É Clint Eastwood e seu “Os Imperdoáveis” com atmosfera de “Mad Max”, numa época que pausa seu tempo e sua existência (à moda solitária e “fora do corpo” de “O Homem de Aço”, de Zack Snyde), e que não suaviza dores, traumas e políticas sociais comportamentais incorretas. Aqui, a narrativa é humanizada, decisória, cirúrgica e mitigada de sentimentalismo (e câmeras lentas). Não há fantasias e cenas excessivas de ação. “Pessoas no mundo real, morrem”, diz-se.

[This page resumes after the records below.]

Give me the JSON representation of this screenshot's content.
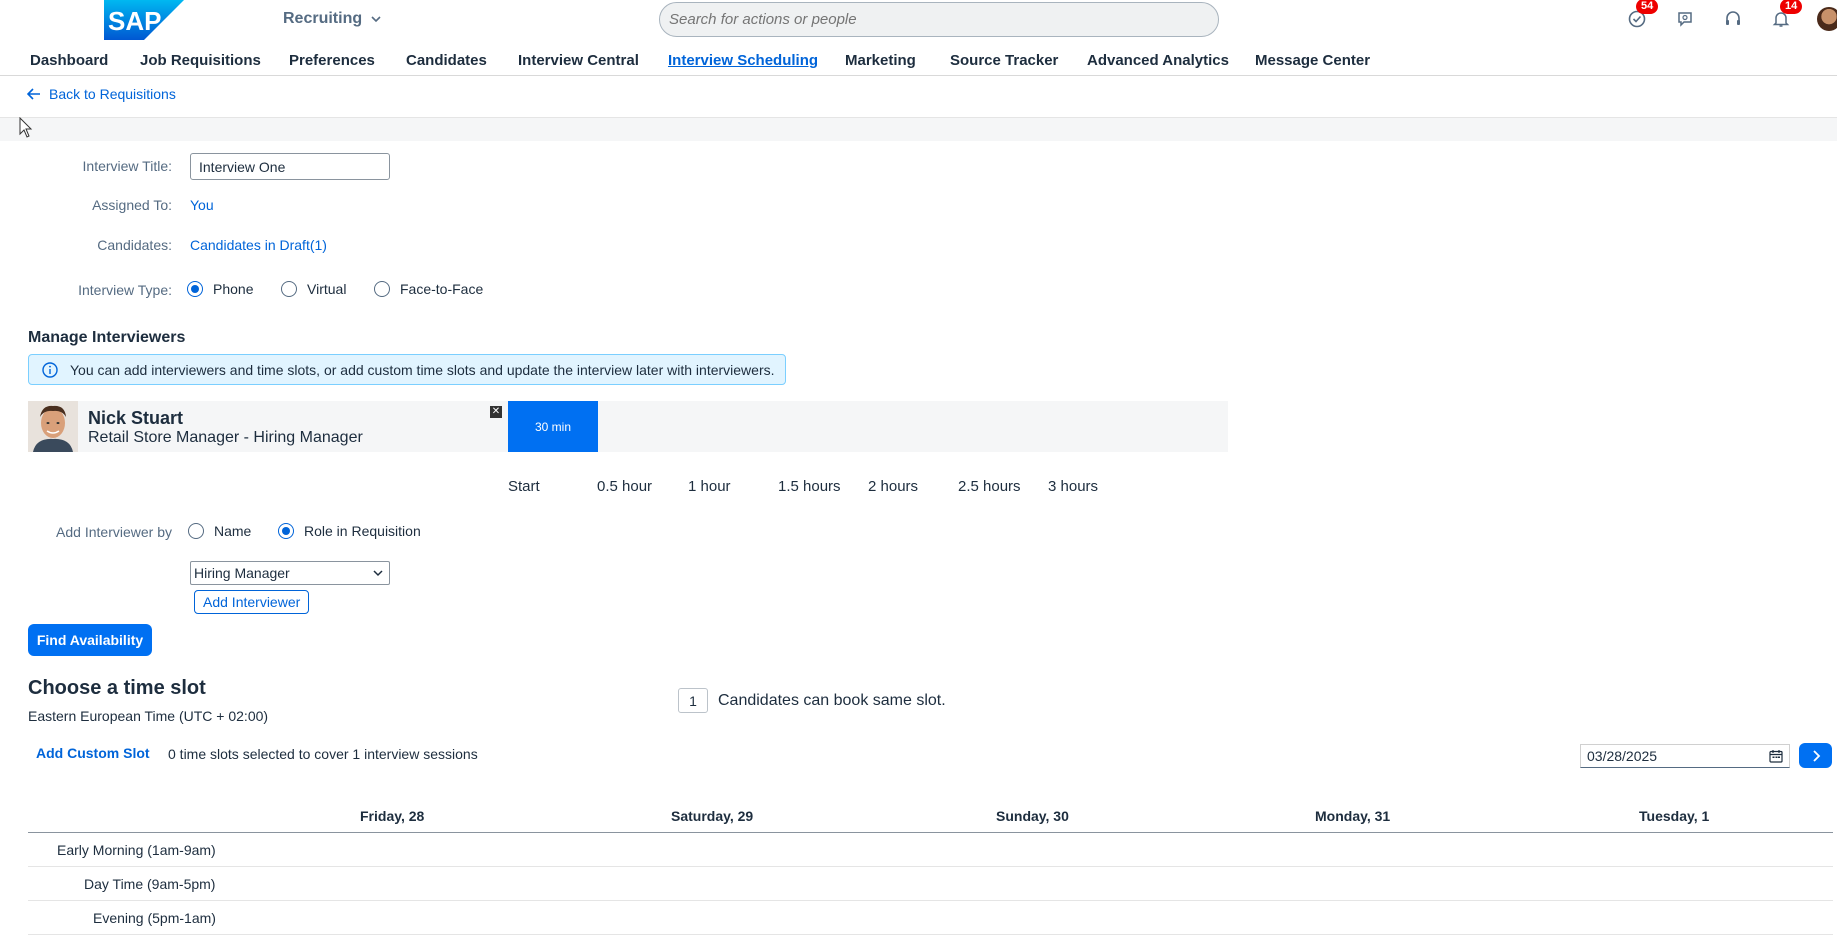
{
  "app": {
    "switcher_label": "Recruiting"
  },
  "search": {
    "placeholder": "Search for actions or people"
  },
  "shell_badges": {
    "todo": "54",
    "notifications": "14"
  },
  "nav": [
    {
      "label": "Dashboard",
      "active": false
    },
    {
      "label": "Job Requisitions",
      "active": false
    },
    {
      "label": "Preferences",
      "active": false
    },
    {
      "label": "Candidates",
      "active": false
    },
    {
      "label": "Interview Central",
      "active": false
    },
    {
      "label": "Interview Scheduling",
      "active": true
    },
    {
      "label": "Marketing",
      "active": false
    },
    {
      "label": "Source Tracker",
      "active": false
    },
    {
      "label": "Advanced Analytics",
      "active": false
    },
    {
      "label": "Message Center",
      "active": false
    }
  ],
  "back_link": "Back to Requisitions",
  "form": {
    "title_label": "Interview Title:",
    "title_value": "Interview One",
    "assigned_label": "Assigned To:",
    "assigned_value": "You",
    "candidates_label": "Candidates:",
    "candidates_value": "Candidates in Draft(1)",
    "type_label": "Interview Type:",
    "types": [
      {
        "label": "Phone",
        "selected": true
      },
      {
        "label": "Virtual",
        "selected": false
      },
      {
        "label": "Face-to-Face",
        "selected": false
      }
    ]
  },
  "manage": {
    "title": "Manage Interviewers",
    "info": "You can add interviewers and time slots, or add custom time slots and update the interview later with interviewers.",
    "interviewer": {
      "name": "Nick Stuart",
      "role": "Retail Store Manager - Hiring Manager",
      "duration": "30 min"
    },
    "timeline": [
      "Start",
      "0.5 hour",
      "1 hour",
      "1.5 hours",
      "2 hours",
      "2.5 hours",
      "3 hours"
    ],
    "add_by_label": "Add Interviewer by",
    "add_by_options": [
      {
        "label": "Name",
        "selected": false
      },
      {
        "label": "Role in Requisition",
        "selected": true
      }
    ],
    "role_select": "Hiring Manager",
    "add_button": "Add Interviewer"
  },
  "find_button": "Find Availability",
  "timeslot": {
    "title": "Choose a time slot",
    "timezone": "Eastern European Time (UTC + 02:00)",
    "candidates_count": "1",
    "candidates_label": "Candidates can book same slot.",
    "add_custom": "Add Custom Slot",
    "selected_summary": "0 time slots selected to cover 1 interview sessions",
    "date": "03/28/2025",
    "days": [
      "Friday, 28",
      "Saturday, 29",
      "Sunday, 30",
      "Monday, 31",
      "Tuesday, 1"
    ],
    "rows": [
      "Early Morning (1am-9am)",
      "Day Time (9am-5pm)",
      "Evening (5pm-1am)"
    ]
  },
  "colors": {
    "accent": "#0070f2",
    "link": "#0064d9",
    "badge": "#e00000"
  }
}
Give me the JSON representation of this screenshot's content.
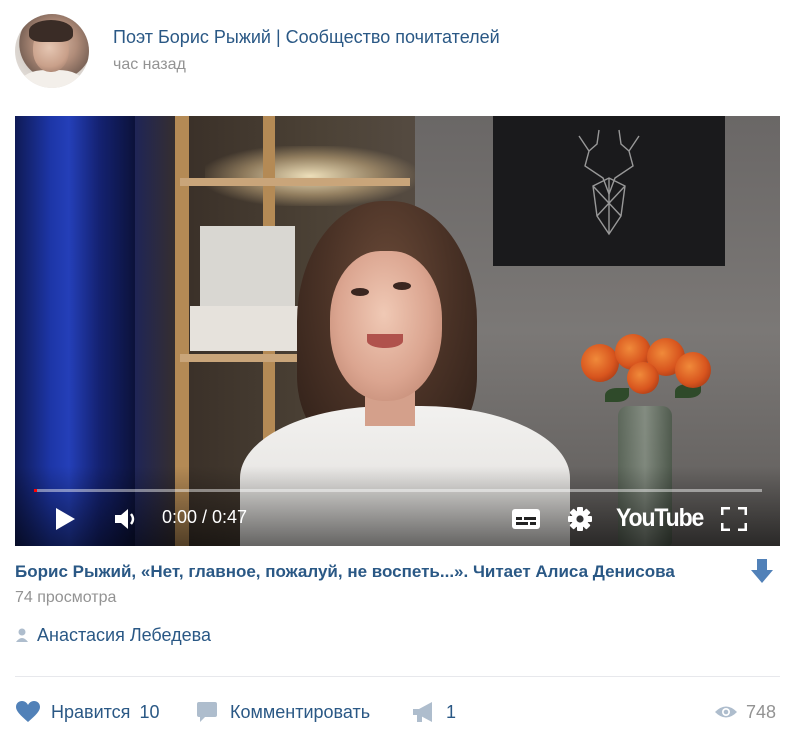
{
  "header": {
    "group_name": "Поэт Борис Рыжий | Сообщество почитателей",
    "time": "час назад"
  },
  "video": {
    "current_time": "0:00",
    "duration": "0:47",
    "time_display": "0:00 / 0:47",
    "progress_fraction": 0.0,
    "platform_logo": "YouTube",
    "icons": [
      "play-icon",
      "volume-icon",
      "subtitles-icon",
      "gear-icon",
      "fullscreen-icon"
    ]
  },
  "post": {
    "video_title": "Борис Рыжий, «Нет, главное, пожалуй, не воспеть...». Читает Алиса Денисова",
    "views": "74 просмотра",
    "author": "Анастасия Лебедева"
  },
  "actions": {
    "like_label": "Нравится",
    "like_count": "10",
    "comment_label": "Комментировать",
    "repost_count": "1",
    "view_count": "748"
  },
  "colors": {
    "link_blue": "#2a5885",
    "muted_gray": "#939393",
    "icon_blue": "#5181b8",
    "icon_gray": "#aebdcd",
    "progress_red": "#ff0000"
  }
}
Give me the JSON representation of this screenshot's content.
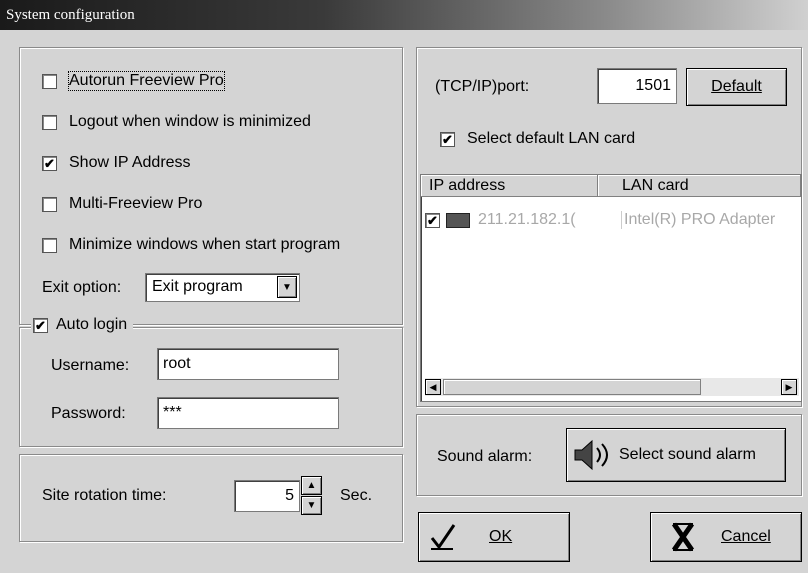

O que se percebe é a transmutação “olfativa” personificada máxima da realidade. É cinema puramente de arte, que escolhe as irretocáveis fotografia e condução da direção em prol do simples entretenimento do tiro, porrada e bombas (com exceção, lógico, para “cabeças decapitadas”, “campos que tremem”, não tão sutis gritos de “Por que te escondes?”, a aventura-ação da sobrevivência e salvação dos “garotos perdidos”). Mas tudo é pode e deve ser aceitado de forma cúmplice em detrimento da construção contextual pela “batida” que lembra a do coração. Quanto de desgraça um homem (mesmo mutante) pode aguentar? Entre o surto, limite, catarse, falas em espanhol (outra metáfora?), o cansaço, pesadelos, pessoas machucadas, as cicatrizes (e a brincadeira das crianças) que o fazem reviver Wolverine, “Logan” reverbera a máxima de que em equipe (bando) há salvação e que a família recupera a emoção perdida.
“Logan”, que é uma referência à minissérie de quadrinhos “Velho Logan”, de Mark Millar, será a última vez que Hugh Jackman interpreta Wolverine. Ele mencionou que encerra o ciclo por causa de sua idade e por questões de saúde – o ator foi diagnosticado com câncer de pele. “Foi só com Logan que eu cheguei ao coração do Wolverine”, diz Hugh Jackman. Concluindo, um filme imperdível e altamente recomendado.